Located on a high-quality limestone deposit used to make clinker, the plant has a current capacity of more than 1.2 million tons and produces pure cement for bulk buyers in the concrete, construction, and cement blending industries, as well as bags of cement for builders, available from leading retailers.

The challenge is that there are two water resources available at the site, borehole and river, and both have high hardness levels. Hard water is high in dissolved minerals, particularly calcium and magnesium. In Northam, the river’s hardness is up to 350mg/l, and the borehole is up to 1000mg/l.

This was causing scaling in the plant’s heat exchange units, impacting condensers, coolers, cooling towers and boilers, reducing the work rate of the plant’s equipment and systems and impacting its on-site heat recovery system.

Our client has made a significant investment into a plant that not only produces pure performance cement at a competitive price point but has a substantially lower impact on the environment because of innovative solutions, such as its girth gear to the rotary kiln and on-site waste heat recovery system,” says Chris Ashmore, General Manager, Watericon. Watericon is a South African based water treatment company providing a full range of water and process treatment services for the industrial, municipal and residential sectors.

“We were approached by the client to solve the problem of high hardness levels in the available water sources, which was significantly impacting the ability of the plant to perform optimally.”

Designing a solution that doubles power generation

Working closely with the client, a performance target was set. The solution would need to deliver hardness levels to 200mg/l, plant production of up to 110 m3/hr, conductivity of less than 250microsiemens/cm and a reverse osmosis (RO) recovery rate of between 70% and 75%.

Watericon after 6 months of onsite piloting trials then designed and built a water treatment plant that reduces the hardness in the local water through a chemical softening process. The resultant soft water increases the working capacity of all heat exchange units, as well as the output of the waste heat recovery system, increasing power output.  After the chemical process the water is then passed through reverse osmosis units to bring the water to the required specification to be used in boilers, cooling towers and other key processes in the plant

The new water treatment plant has increased the clients power generation from 3MW to between 5.5 and 6MW.

While the plant can accommodate a hardness of up to 1000mg/l, Watericon’s treatment solutions have reduced hardness to less than 200mg/l, and the treatment plant can achieve even less than 100mg/l, depending on the pH and chemical dose rate. ROs also reduce the conductivity to less than 50µs/cm.
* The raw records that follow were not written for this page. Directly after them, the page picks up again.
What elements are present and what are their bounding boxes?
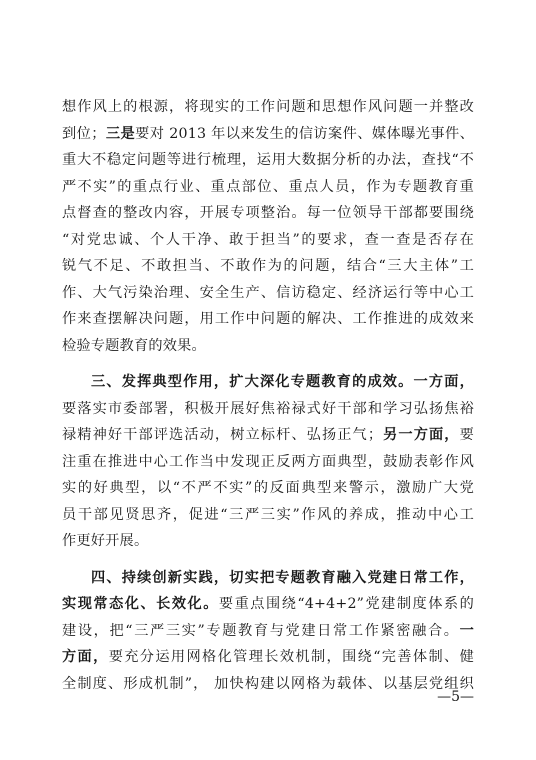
text-run: 禄精神好干部评选活动，树立标杆、弘扬正气； <box>62 427 383 443</box>
text-run: 重大不稳定问题等进行梳理，运用大数据分析的办法，查找“不 <box>62 152 474 168</box>
bold-marker: 三是 <box>105 125 136 142</box>
text-line <box>62 280 474 307</box>
text-run: 注重在推进中心工作当中发现正反两方面典型，鼓励表彰作风 <box>62 453 474 470</box>
text-line <box>62 333 474 360</box>
text-line <box>62 94 474 121</box>
text-line <box>62 565 474 592</box>
text-run: 检验专题教育的效果。 <box>62 337 206 354</box>
text-line <box>62 369 474 396</box>
text-run: 点督查的整改内容，开展专项整治。每一位领导干部都要围绕 <box>62 205 474 221</box>
text-line <box>62 502 474 529</box>
text-line <box>62 227 474 254</box>
paragraph-gap <box>62 359 474 369</box>
section-heading: 实现常态化、长效化。 <box>62 596 219 612</box>
bold-marker: 另一方面， <box>382 427 460 443</box>
bold-marker: 一 <box>459 622 474 639</box>
bold-marker: 一方面， <box>413 374 474 390</box>
text-run: 员干部见贤思齐，促进“三严三实”作风的养成，推动中心工 <box>62 506 474 523</box>
text-run: 到位； <box>62 125 106 142</box>
text-line <box>62 200 474 227</box>
text-line <box>62 591 474 618</box>
text-line <box>62 174 474 201</box>
text-line <box>62 121 474 148</box>
text-run: 作、大气污染治理、安全生产、信访稳定、经济运行等中心工 <box>62 284 474 301</box>
text-run: 实的好典型，以“不严不实”的反面典型来警示，激励广大党 <box>62 480 474 496</box>
paragraph-gap <box>62 555 474 565</box>
text-line <box>62 147 474 174</box>
bold-marker: 方面， <box>62 649 109 665</box>
text-run: 想作风上的根源，将现实的工作问题和思想作风问题一并整改 <box>62 99 474 115</box>
text-run: 要对 2013 年以来发生的信访案件、媒体曝光事件、 <box>135 125 474 142</box>
text-run: 全制度、形成机制”， 加快构建以网格为载体、以基层党组织 <box>62 675 474 692</box>
text-line <box>62 253 474 280</box>
text-line <box>62 449 474 476</box>
text-run: 作来查摆解决问题，用工作中问题的解决、工作推进的成效来 <box>62 311 474 327</box>
text-line <box>62 306 474 333</box>
text-line <box>62 644 474 671</box>
body-text <box>62 94 474 697</box>
text-run: 要重点围绕“4+4+2”党建制度体系的 <box>218 596 474 612</box>
text-line <box>62 396 474 423</box>
text-line <box>62 618 474 645</box>
text-run: 作更好开展。 <box>62 533 149 549</box>
text-run: 要充分运用网格化管理长效机制，围绕“完善体制、健 <box>108 649 474 665</box>
page-number: —5— <box>437 689 474 705</box>
text-run: 锐气不足、不敢担当、不敢作为的问题，结合“三大主体”工 <box>62 258 474 274</box>
text-line <box>62 671 474 698</box>
section-heading: 四、持续创新实践，切实把专题教育融入党建日常工作， <box>91 569 474 586</box>
text-run: 严不实”的重点行业、重点部位、重点人员，作为专题教育重 <box>62 178 474 195</box>
text-run: 建设，把“三严三实”专题教育与党建日常工作紧密融合。 <box>62 622 460 639</box>
text-run: 要 <box>459 427 474 443</box>
text-line <box>62 528 474 555</box>
text-run: 要落实市委部署，积极开展好焦裕禄式好干部和学习弘扬焦裕 <box>62 400 474 417</box>
text-run: “对党忠诚、个人干净、敢于担当”的要求，查一查是否存在 <box>62 231 474 248</box>
text-line <box>62 475 474 502</box>
section-heading: 三、发挥典型作用，扩大深化专题教育的成效。 <box>91 374 414 390</box>
text-line <box>62 422 474 449</box>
Watericon’s purpose-built water treatment plant

The entire process designed for the client includes a chemical addition (chemical softening), reaction tanks, settling, sand filtration, reverse osmosis and sludge handling.

Raw water is fed into the plant and the chemicals are dosed inline. These chemicals consist of sodium carbonate and sodium hydroxide as the main reactants and coagulation flocculation to enhance settling rate and sludge formation. The treated water then flows into the reaction tank, where the precipitation reaction is enhanced.

The water and flocculated precipitate then flow into two settlers, where sludge settles and clear water overflows to a holding tank.

The tank is also the feed tank for two sand filters, which reduce both turbidity and suspended solids within the water. Filtered water is then fed to another holding tank.

These tanks are also the feed tanks for two reverse osmosis units, which produce low conductivity water at a flowrate of 40m3/hr each. The RO water is fed to a final product water tank that feeds the cooling towers and other processes.

The sludge from the settlers is pumped via a diaphragm pump to two reaction tanks, where flocculant is dosed to form a denser sludge, increasing the de-watering process.

From the tanks, both sludge and water are pumped via a diaphragm pump into the filter press. Clarified water is sent back to the process and the sludge is removed and discarded.